Потом луна осторожно расстелила на воде светлую ленту и тоже удивилась. Чему-то своему, наверно. Тому хотя бы, что лента искрится.
Над самой кромкой берега мы с Катей остановились и облокотились на перила деревянного коридора, уходящего — на подпорках — дальше в море.
Катя говорила теперь про луну. Не про неё саму, а про её связь с людьми.
Рассказала притчу, которую помнила неточно.
Один бедуин, ушёл, мол, из дому смотреть мир. По которому истосковался, хотя его и не знал. Ночь застала его в пустыне с одинокой хижиной. Воткнув в землю жердь, чтобы знать в каком направлении возвращаться, он остался в хижине на ночлег. Кто-то переставил жердь в другое место — и бедуин вернулся в чужой дом. Но очень похожий: похожая бедуинша, похожие бедуинята и похожая луна над крышей. Бедуинская. И он остался жить в том доме, как в своём. И прекрасно жил, если не считать смутной догадки, что истинный дом в другом месте.
Я не вслушивался и смотрел себе под ноги. На окончание воды в полутора метрах под перилами. Мелко и придирчиво море суетилось внизу, пытаясь определить точную границу между собой и сушью.

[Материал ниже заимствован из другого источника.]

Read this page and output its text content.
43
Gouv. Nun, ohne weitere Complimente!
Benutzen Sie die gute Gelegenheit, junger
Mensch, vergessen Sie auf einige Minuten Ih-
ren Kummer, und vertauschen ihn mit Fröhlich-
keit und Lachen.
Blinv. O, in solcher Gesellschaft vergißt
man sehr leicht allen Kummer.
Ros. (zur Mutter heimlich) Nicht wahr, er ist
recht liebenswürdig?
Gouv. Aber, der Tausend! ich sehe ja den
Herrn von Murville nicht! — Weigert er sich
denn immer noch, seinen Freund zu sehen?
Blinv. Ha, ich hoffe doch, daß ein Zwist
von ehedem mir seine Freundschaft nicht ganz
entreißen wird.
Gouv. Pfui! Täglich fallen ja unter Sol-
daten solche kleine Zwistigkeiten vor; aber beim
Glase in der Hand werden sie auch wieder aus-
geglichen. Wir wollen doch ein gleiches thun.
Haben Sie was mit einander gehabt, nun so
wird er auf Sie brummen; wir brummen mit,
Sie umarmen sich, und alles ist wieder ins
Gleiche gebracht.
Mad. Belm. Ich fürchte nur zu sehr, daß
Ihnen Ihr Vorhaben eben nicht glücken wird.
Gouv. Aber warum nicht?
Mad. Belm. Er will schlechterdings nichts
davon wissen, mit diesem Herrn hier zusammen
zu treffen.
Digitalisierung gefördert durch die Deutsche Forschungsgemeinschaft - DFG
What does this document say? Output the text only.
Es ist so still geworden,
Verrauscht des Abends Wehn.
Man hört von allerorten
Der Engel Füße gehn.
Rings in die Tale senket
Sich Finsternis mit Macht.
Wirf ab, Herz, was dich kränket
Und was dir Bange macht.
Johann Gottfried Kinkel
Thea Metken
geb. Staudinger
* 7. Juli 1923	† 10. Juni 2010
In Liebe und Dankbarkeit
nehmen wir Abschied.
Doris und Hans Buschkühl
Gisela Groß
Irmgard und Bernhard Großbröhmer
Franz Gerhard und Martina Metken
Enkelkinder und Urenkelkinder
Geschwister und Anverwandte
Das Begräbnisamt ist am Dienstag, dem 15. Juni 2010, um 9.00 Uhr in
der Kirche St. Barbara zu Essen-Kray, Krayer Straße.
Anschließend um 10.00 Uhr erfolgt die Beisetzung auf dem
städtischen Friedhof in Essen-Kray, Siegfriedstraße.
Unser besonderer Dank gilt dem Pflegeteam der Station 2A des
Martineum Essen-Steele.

Хотя я продолжал думать об Анне, вода расшевелила во мне воспоминания и о себе. Я вспомнил из прожитых лет такое же море. Не совсем — почти такое. То ли во мне, то ли во всей природе печаль и радость по-прежнему входили друг в друга, но я не разобрался в другом: откуда радость — от узнавания или неузнавания? Показалось зато, что разобрался в главном: всё, что наличествует, наличествует чтобы воскресить чего нету.